Getting a Diagnosis
The first step is receiving a proper diagnosis. This is important for a number of reasons;
- helping you and those involved with your child to plan the way ahead
- Informing people quickly what kinds of behaviours they might expect from your child
- opening doors to services that you may need for your child
A diagnosis of autism is difficult to deal with – but it can be the start of helping your child.
How to get a diagnosis for your child?
In most cases assessment centres or diagnostic teams take referrals from a range of sources:
- Your local GP/Doctor
- Health visitor
- Speech and language therapist
- Physiotherapist/Occupational Therapist
There are a range of diagnostic tools that are widely used by centres and teams. These include;
- Autism Diagnostic Observation Schedule (ADOS)
- Childhood Autism Rating Scale (CARS)
- Diagnostic Interview for Social and Communication Disorders (DISCO)
- The Griffith Developmental Assessment
- School observations
- Language cards
- Theory of mind test (TOM)
There will probably be parent interviews, autism specific tests, as well as more general observations of the behaviour of your child. All of these tests will be based purely on your child’s behaviour, there will be no medical tests.
The team will look for behaviours in three areas:
- Social interaction
- Imagination and play
The question that the diagnostic team are trying to find out is whether or not your child displays too many or too few of the behaviours expected in these three categories compared with other children of his or her age or if these behaviours are missing altogether.

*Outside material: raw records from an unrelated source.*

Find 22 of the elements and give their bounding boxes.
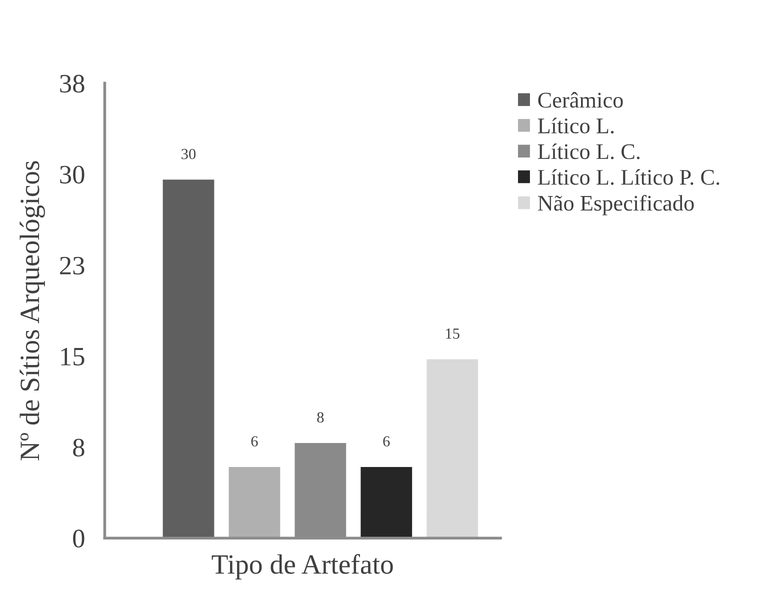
y-tick-label: 8 bbox=[73, 438, 84, 457]
legend-label: Cerâmico bbox=[538, 92, 623, 108]
legend-label: Lítico L. C. bbox=[538, 143, 640, 160]
x-axis-title: Tipo de Artefato bbox=[212, 554, 393, 580]
legend-label: Lítico L. bbox=[538, 118, 614, 134]
y-tick-label: 23 bbox=[60, 256, 84, 275]
y-tick-label: 38 bbox=[60, 74, 84, 93]
bar bbox=[161, 178, 216, 538]
bar bbox=[359, 466, 414, 538]
data-label: 30 bbox=[182, 148, 196, 160]
legend-label: Lítico L. Lítico P. C. bbox=[538, 169, 720, 185]
y-tick-label: 30 bbox=[60, 166, 84, 184]
bar bbox=[425, 358, 480, 538]
y-tick-label: 15 bbox=[61, 348, 84, 366]
data-label: 8 bbox=[317, 412, 324, 423]
bar bbox=[227, 466, 282, 538]
data-label: 6 bbox=[383, 436, 390, 446]
data-label: 15 bbox=[446, 328, 460, 339]
y-axis-title: Nº de Sítios Arqueológicos bbox=[20, 161, 45, 460]
y-tick-label: 0 bbox=[73, 530, 84, 548]
data-label: 6 bbox=[251, 436, 258, 446]
legend-label: Não Especificado bbox=[538, 194, 694, 216]
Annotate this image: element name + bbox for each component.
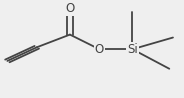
Text: O: O	[95, 43, 104, 56]
Text: Si: Si	[127, 43, 138, 56]
Text: O: O	[65, 2, 75, 15]
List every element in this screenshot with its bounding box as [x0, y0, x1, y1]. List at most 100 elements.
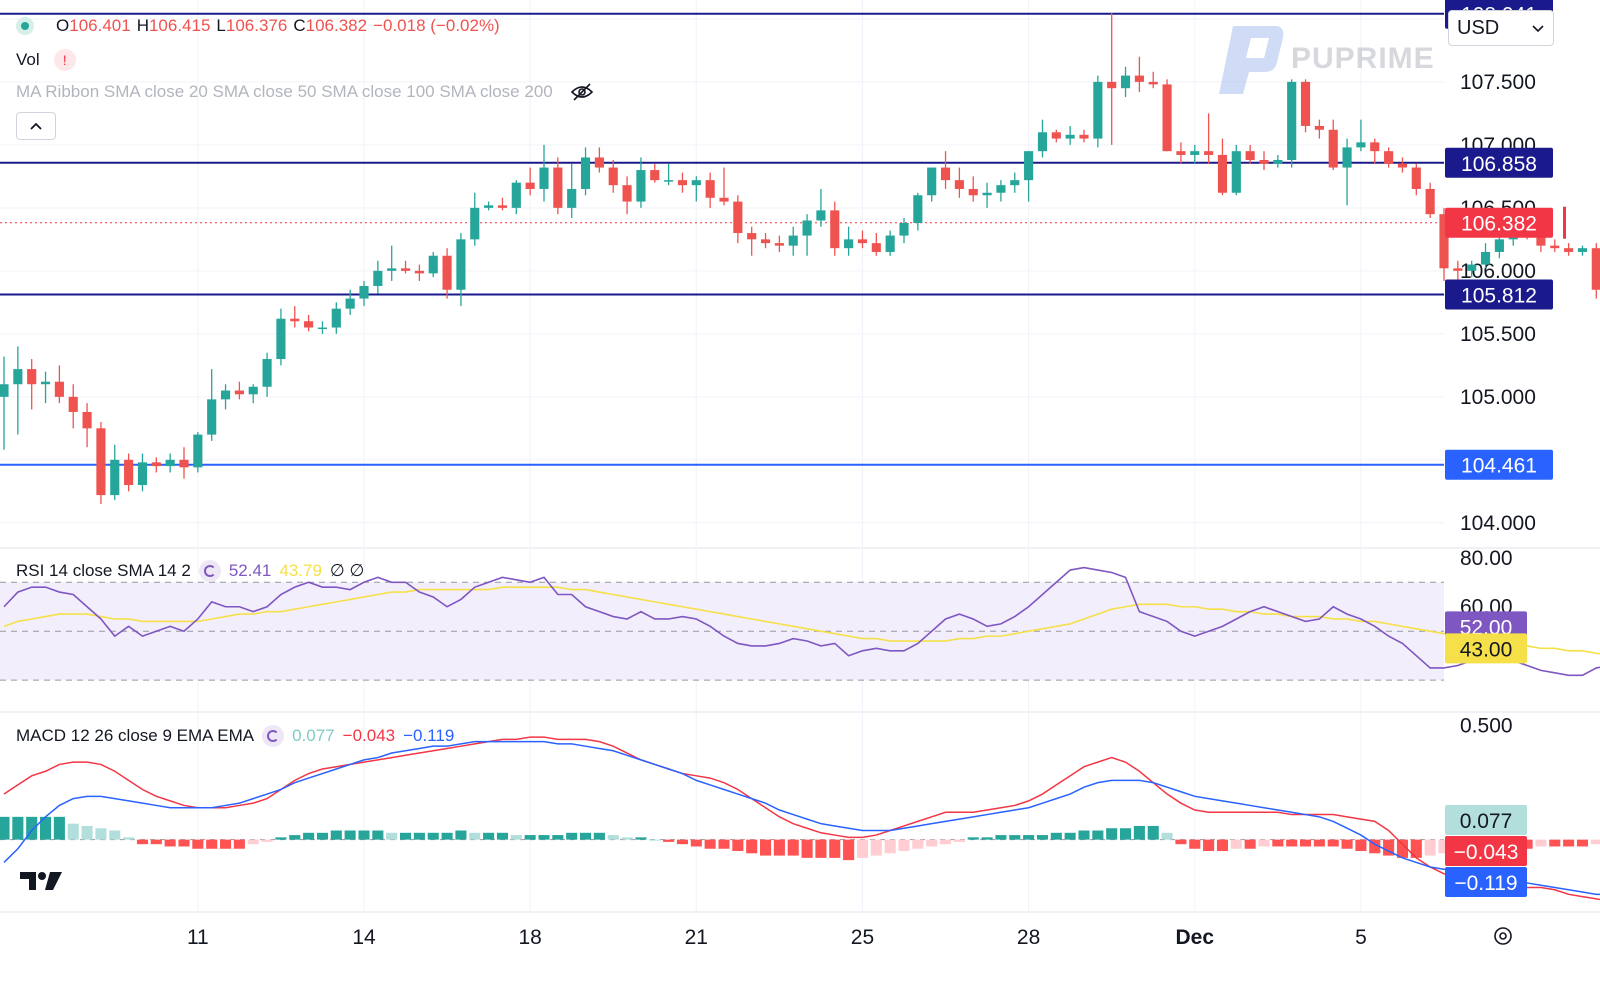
- macd-histogram-value: 0.077: [292, 726, 335, 745]
- macd-histogram-bar: [566, 832, 578, 840]
- macd-histogram-bar: [1438, 839, 1450, 854]
- candle-body: [1176, 151, 1186, 155]
- candle-body: [1494, 239, 1504, 252]
- macd-histogram-bar: [275, 837, 287, 840]
- macd-histogram-bar: [496, 832, 508, 840]
- volume-legend[interactable]: Vol !: [16, 49, 76, 71]
- candle-body: [705, 180, 715, 198]
- candle-body: [940, 167, 951, 181]
- macd-histogram-bar: [109, 830, 121, 840]
- candle-body: [82, 411, 92, 429]
- candle-body: [1314, 125, 1324, 130]
- candle-body: [802, 220, 812, 236]
- candle-body: [1577, 248, 1588, 252]
- candle-body: [456, 239, 466, 290]
- macd-histogram-bar: [81, 825, 93, 840]
- candle-body: [774, 243, 784, 246]
- logo-text: PUPRIME: [1291, 42, 1435, 75]
- macd-value-label: −0.043: [1454, 841, 1519, 864]
- currency-selector[interactable]: USD: [1448, 10, 1554, 46]
- macd-histogram-bar: [12, 816, 24, 840]
- candle-body: [193, 434, 203, 468]
- macd-histogram-bar: [469, 832, 481, 840]
- rsi-axis-label: 80.00: [1460, 547, 1513, 570]
- macd-histogram-bar: [1147, 825, 1159, 840]
- candle-body: [137, 462, 148, 486]
- candle-body: [1328, 129, 1338, 168]
- macd-histogram-bar: [1244, 839, 1256, 849]
- candle-body: [1093, 81, 1103, 139]
- rsi-legend[interactable]: RSI 14 close SMA 14 2 52.41 43.79 ∅ ∅: [16, 560, 364, 582]
- candle-body: [373, 270, 383, 286]
- macd-histogram-bar: [67, 823, 79, 840]
- macd-line-value: −0.043: [342, 726, 396, 745]
- settings-gear-icon[interactable]: [1491, 924, 1515, 948]
- ohlc-high-label: H: [136, 16, 149, 35]
- market-status-icon: [16, 17, 34, 35]
- candle-body: [525, 182, 535, 189]
- warning-icon[interactable]: !: [53, 49, 76, 71]
- macd-histogram-bar: [967, 837, 979, 840]
- candle-body: [1439, 214, 1449, 269]
- currency-value: USD: [1457, 17, 1500, 39]
- macd-title: MACD 12 26 close 9 EMA EMA: [16, 726, 255, 745]
- macd-histogram-bar: [580, 832, 592, 840]
- time-axis-label: 18: [518, 926, 541, 949]
- candle-body: [788, 235, 798, 246]
- macd-histogram-bar: [247, 839, 259, 845]
- candle-body: [1051, 132, 1061, 139]
- macd-histogram-bar: [676, 839, 688, 845]
- refresh-icon[interactable]: [198, 560, 221, 582]
- time-axis-label: 21: [685, 926, 708, 949]
- macd-histogram-bar: [870, 839, 882, 856]
- last-price-badge: [1445, 207, 1553, 238]
- macd-histogram-bar: [1286, 839, 1298, 847]
- macd-histogram-bar: [552, 835, 564, 840]
- candle-body: [331, 308, 341, 328]
- macd-histogram-bar: [787, 839, 799, 856]
- candle-body: [567, 188, 577, 208]
- macd-value-badge: [1445, 836, 1527, 866]
- rsi-band-fill: [0, 582, 1444, 681]
- candle-body: [1120, 75, 1131, 89]
- ma-ribbon-legend[interactable]: MA Ribbon SMA close 20 SMA close 50 SMA …: [16, 82, 595, 102]
- refresh-icon[interactable]: [262, 725, 285, 747]
- macd-histogram-bar: [26, 816, 38, 840]
- candle-body: [1024, 151, 1034, 181]
- candle-body: [927, 167, 937, 196]
- macd-histogram-bar: [607, 835, 619, 840]
- candle-body: [220, 390, 231, 400]
- candle-body: [594, 157, 604, 168]
- last-price-marker: [1563, 206, 1566, 239]
- collapse-legend-button[interactable]: [16, 112, 56, 140]
- candle-body: [1037, 132, 1048, 152]
- candle-body: [1342, 147, 1352, 168]
- macd-axis-label: 0.500: [1460, 715, 1513, 738]
- macd-histogram-bar: [1133, 825, 1145, 840]
- candle-body: [664, 180, 674, 182]
- candle-body: [359, 285, 369, 299]
- candle-body: [414, 270, 424, 274]
- tradingview-logo-icon: [20, 872, 62, 890]
- macd-histogram-bar: [898, 839, 910, 852]
- candle-body: [553, 167, 563, 208]
- macd-legend[interactable]: MACD 12 26 close 9 EMA EMA 0.077 −0.043 …: [16, 725, 454, 747]
- macd-value-label: 0.077: [1460, 810, 1513, 833]
- hidden-eye-icon[interactable]: [569, 82, 595, 102]
- candle-body: [1384, 151, 1394, 164]
- macd-signal-value: −0.119: [403, 726, 455, 745]
- ohlc-legend: O 106.401 H 106.415 L 106.376 C 106.382 −0.0…: [16, 16, 500, 36]
- macd-histogram-bar: [524, 835, 536, 840]
- macd-histogram-bar: [192, 839, 204, 849]
- macd-histogram-bar: [1300, 839, 1312, 847]
- candle-body: [885, 235, 895, 252]
- candle-body: [1425, 188, 1435, 215]
- time-axis-label: 28: [1017, 926, 1040, 949]
- macd-histogram-bar: [1120, 828, 1132, 840]
- candle-body: [1536, 235, 1546, 246]
- macd-histogram-bar: [261, 839, 273, 842]
- macd-histogram-bar: [940, 839, 952, 845]
- rsi-value: 52.41: [228, 561, 272, 580]
- macd-histogram-bar: [386, 832, 398, 840]
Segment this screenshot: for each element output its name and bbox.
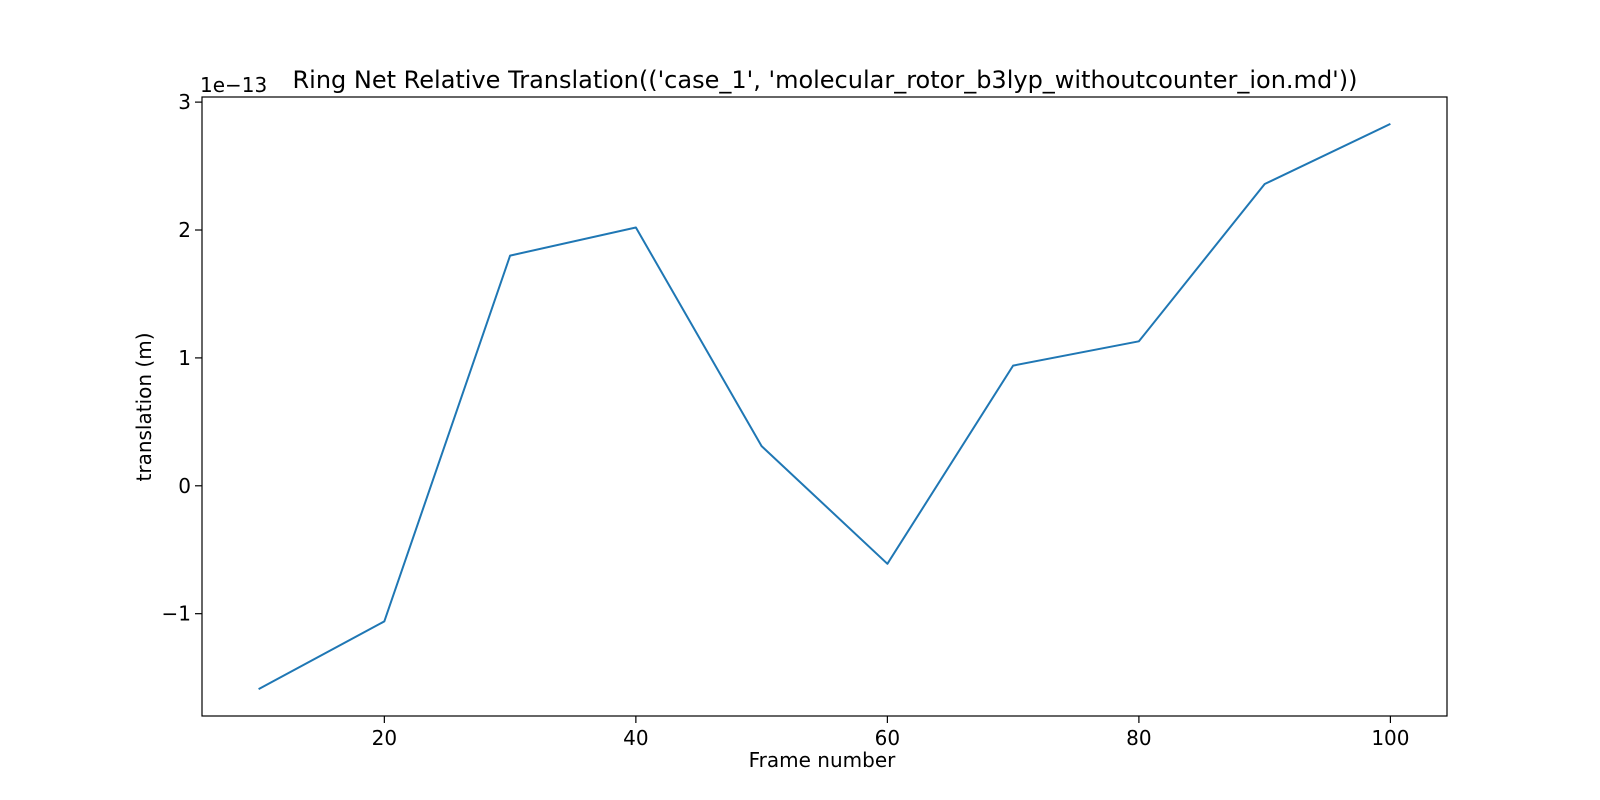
x-tick-label: 80 xyxy=(1126,726,1151,750)
x-axis: 20 40 60 80 100 xyxy=(372,716,1410,750)
y-tick-label: 2 xyxy=(178,218,191,242)
plot-area xyxy=(201,96,1448,717)
x-tick-label: 40 xyxy=(623,726,648,750)
plot-frame xyxy=(201,96,1448,717)
y-tick-label: 3 xyxy=(178,90,191,114)
x-tick-label: 60 xyxy=(875,726,900,750)
y-tick-label: −1 xyxy=(162,602,191,626)
x-tick-label: 100 xyxy=(1371,726,1409,750)
x-axis-label: Frame number xyxy=(749,748,897,772)
y-axis: −1 0 1 2 3 xyxy=(162,90,202,626)
y-tick-label: 1 xyxy=(178,346,191,370)
chart-title: Ring Net Relative Translation(('case_1',… xyxy=(292,66,1357,94)
y-axis-label: translation (m) xyxy=(132,333,156,482)
series-line-0 xyxy=(258,122,1391,690)
y-offset-label: 1e−13 xyxy=(200,73,267,97)
y-tick-label: 0 xyxy=(178,474,191,498)
x-tick-label: 20 xyxy=(372,726,397,750)
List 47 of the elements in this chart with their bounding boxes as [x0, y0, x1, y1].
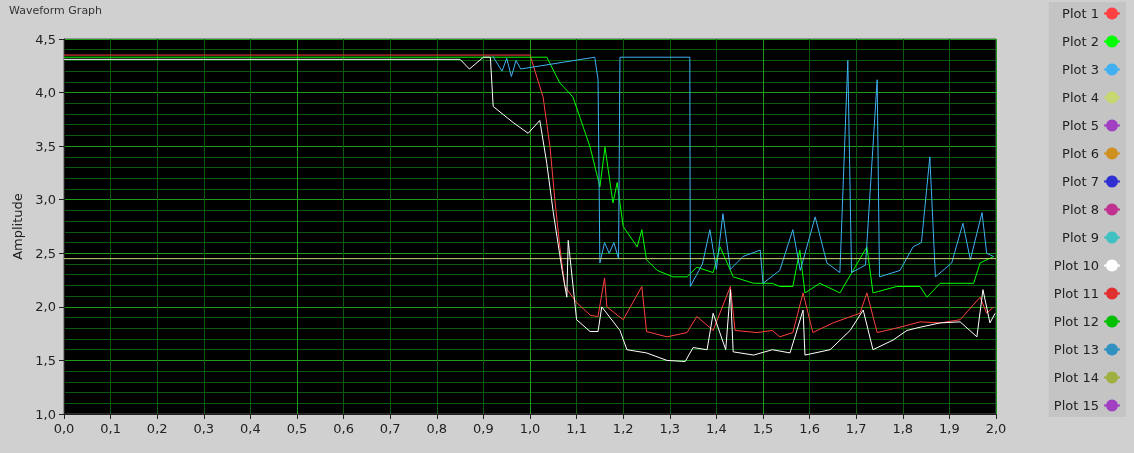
x-tick-label: 1,2: [612, 421, 634, 436]
y-tick-label: 4,5: [35, 31, 56, 47]
legend-label: Plot 6: [1062, 146, 1099, 161]
x-tick-label: 0,1: [100, 421, 121, 436]
x-tick-label: 1,6: [799, 421, 820, 436]
x-tick-label: 1,3: [659, 421, 681, 436]
y-tick-label: 4,0: [35, 85, 56, 101]
y-tick-label: 3,5: [35, 138, 56, 154]
legend-label: Plot 15: [1053, 398, 1099, 413]
x-tick-label: 0,6: [333, 421, 354, 436]
x-tick-label: 1,0: [519, 421, 541, 436]
legend-label: Plot 2: [1062, 34, 1099, 49]
x-tick-label: 1,7: [845, 421, 867, 436]
line-series: [492, 55, 995, 287]
x-tick-label: 1,1: [566, 421, 587, 436]
x-tick-label: 1,8: [892, 421, 914, 436]
x-tick-label: 0,5: [286, 421, 308, 436]
legend-label: Plot 9: [1062, 230, 1099, 245]
x-tick-label: 1,9: [939, 421, 960, 436]
x-tick-label: 0,8: [426, 421, 448, 436]
legend-label: Plot 3: [1062, 62, 1099, 77]
x-tick-label: 0,0: [53, 421, 75, 436]
x-tick-label: 0,4: [240, 421, 261, 436]
x-tick-label: 0,9: [473, 421, 494, 436]
x-tick-label: 0,2: [146, 421, 168, 436]
y-tick-label: 2,0: [35, 299, 56, 315]
legend-label: Plot 12: [1053, 314, 1099, 329]
legend-label: Plot 5: [1062, 118, 1099, 133]
legend-label: Plot 11: [1053, 286, 1099, 301]
legend-label: Plot 4: [1062, 90, 1099, 105]
x-tick-label: 1,4: [706, 421, 727, 436]
x-tick-label: 0,7: [379, 421, 401, 436]
legend-label: Plot 8: [1062, 202, 1099, 217]
legend-label: Plot 1: [1062, 6, 1099, 21]
legend-label: Plot 14: [1053, 370, 1099, 385]
y-tick-label: 1,5: [35, 352, 56, 368]
legend-label: Plot 10: [1053, 258, 1099, 273]
x-tick-label: 2,0: [985, 421, 1007, 436]
y-tick-label: 2,5: [35, 245, 56, 261]
y-tick-label: 3,0: [35, 192, 56, 208]
y-tick-label: 1,0: [35, 406, 56, 422]
chart-title: Waveform Graph: [9, 4, 103, 17]
legend-label: Plot 7: [1062, 174, 1099, 189]
legend-label: Plot 13: [1053, 342, 1099, 357]
y-axis-title: Amplitude: [10, 193, 25, 260]
x-tick-label: 1,5: [752, 421, 774, 436]
x-tick-label: 0,3: [193, 421, 215, 436]
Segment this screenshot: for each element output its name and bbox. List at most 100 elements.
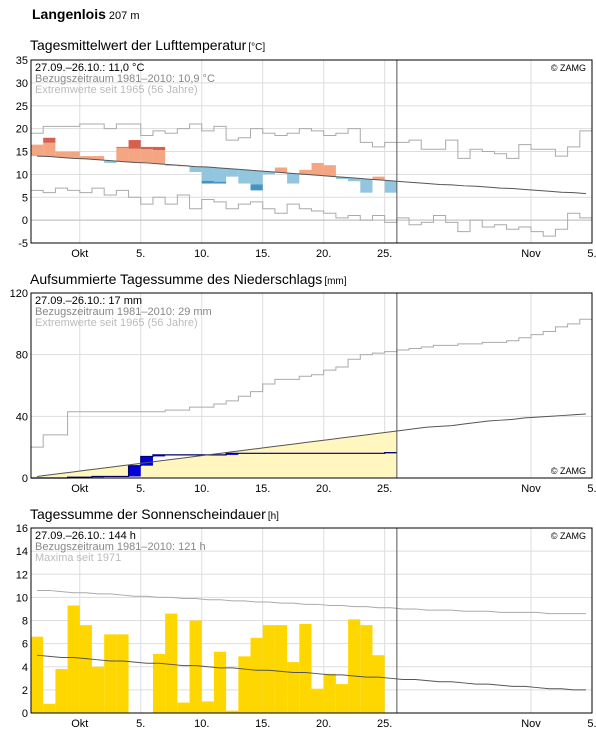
- max-line: [37, 589, 586, 615]
- max-extreme-line: [31, 123, 592, 159]
- sunshine-bar: [274, 625, 288, 713]
- x-tick-label: Okt: [71, 718, 88, 729]
- sunshine-bar: [348, 619, 361, 713]
- temperature-bar: [79, 156, 92, 159]
- x-tick-label: Nov: [521, 718, 541, 729]
- plot-frame: [30, 527, 593, 714]
- temperature-bar: [91, 156, 105, 160]
- y-tick-label: -5: [18, 238, 28, 250]
- y-tick-label: 120: [10, 288, 28, 300]
- temperature-bar-extreme: [43, 137, 56, 143]
- temperature-bar-extreme: [213, 181, 227, 184]
- x-tick-label: Nov: [521, 248, 541, 260]
- plot-frame: [30, 292, 593, 479]
- credit-label: © ZAMG: [551, 63, 586, 73]
- reference-summary: Bezugszeitraum 1981–2010: 10,9 °C: [35, 73, 215, 85]
- sunshine-bar: [335, 684, 349, 713]
- temperature-bar: [250, 170, 263, 185]
- x-tick-label: 25.: [377, 483, 392, 495]
- sunshine-bar: [311, 688, 324, 713]
- sunshine-bar: [31, 636, 44, 713]
- sunshine-bar: [67, 605, 80, 713]
- temperature-bar-extreme: [116, 146, 129, 148]
- precipitation-panel-title: Aufsummierte Tagessumme des Niederschlag…: [30, 271, 347, 287]
- precipitation-title-text: Aufsummierte Tagessumme des Niederschlag…: [30, 271, 323, 287]
- y-tick-label: 0: [22, 473, 28, 485]
- temperature-bar: [128, 148, 141, 163]
- sunshine-bar: [262, 625, 275, 713]
- y-tick-label: 6: [22, 639, 28, 651]
- sunshine-unit: [h]: [267, 511, 279, 522]
- temperature-bar: [43, 142, 56, 157]
- temperature-bar: [348, 178, 361, 182]
- x-tick-label: Nov: [521, 483, 541, 495]
- x-tick-label: 20.: [316, 483, 331, 495]
- y-tick-label: 0: [22, 708, 28, 720]
- temperature-bar-extreme: [140, 146, 153, 150]
- y-tick-label: 20: [16, 124, 28, 136]
- reference-summary: Bezugszeitraum 1981–2010: 29 mm: [35, 306, 212, 318]
- temperature-bar: [372, 176, 385, 180]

When you know the diagnosis steps can be taken. This can be challenging as the cause of autism is not well understood and there are no medicines that you can give your child to “cure” autism. Autism is NOT something to be cured, it is a life-long condition.
This is the most important point on your journey with autism. You must be strong and rely on scientific evidence on the right intervention for your child. This is an enormous responsibility but remember there are other parents and experts who have been where you are standing and they have made a path for you to follow. Indeed it will probably be the parents of other children with autism that will be your greatest support in the years ahead.
Behavioural Programmes for Autism
The worst effects of autism can be prevented in many cases. It is now known that early, intensive behavioural programmes can eliminate completely the symptoms of autism in some children and greatly improve the lives of many others.
Children with autism need specially prepared programmes that will teach them to learn from their parents, siblings, peers and others. These are the initial aims of behavioural interventions. Although the most dramatic results have been achieved with pre-school children, programmes in teaching social skills and learning by observation (imitation) are also applicable to school age children, adolescents, and adults.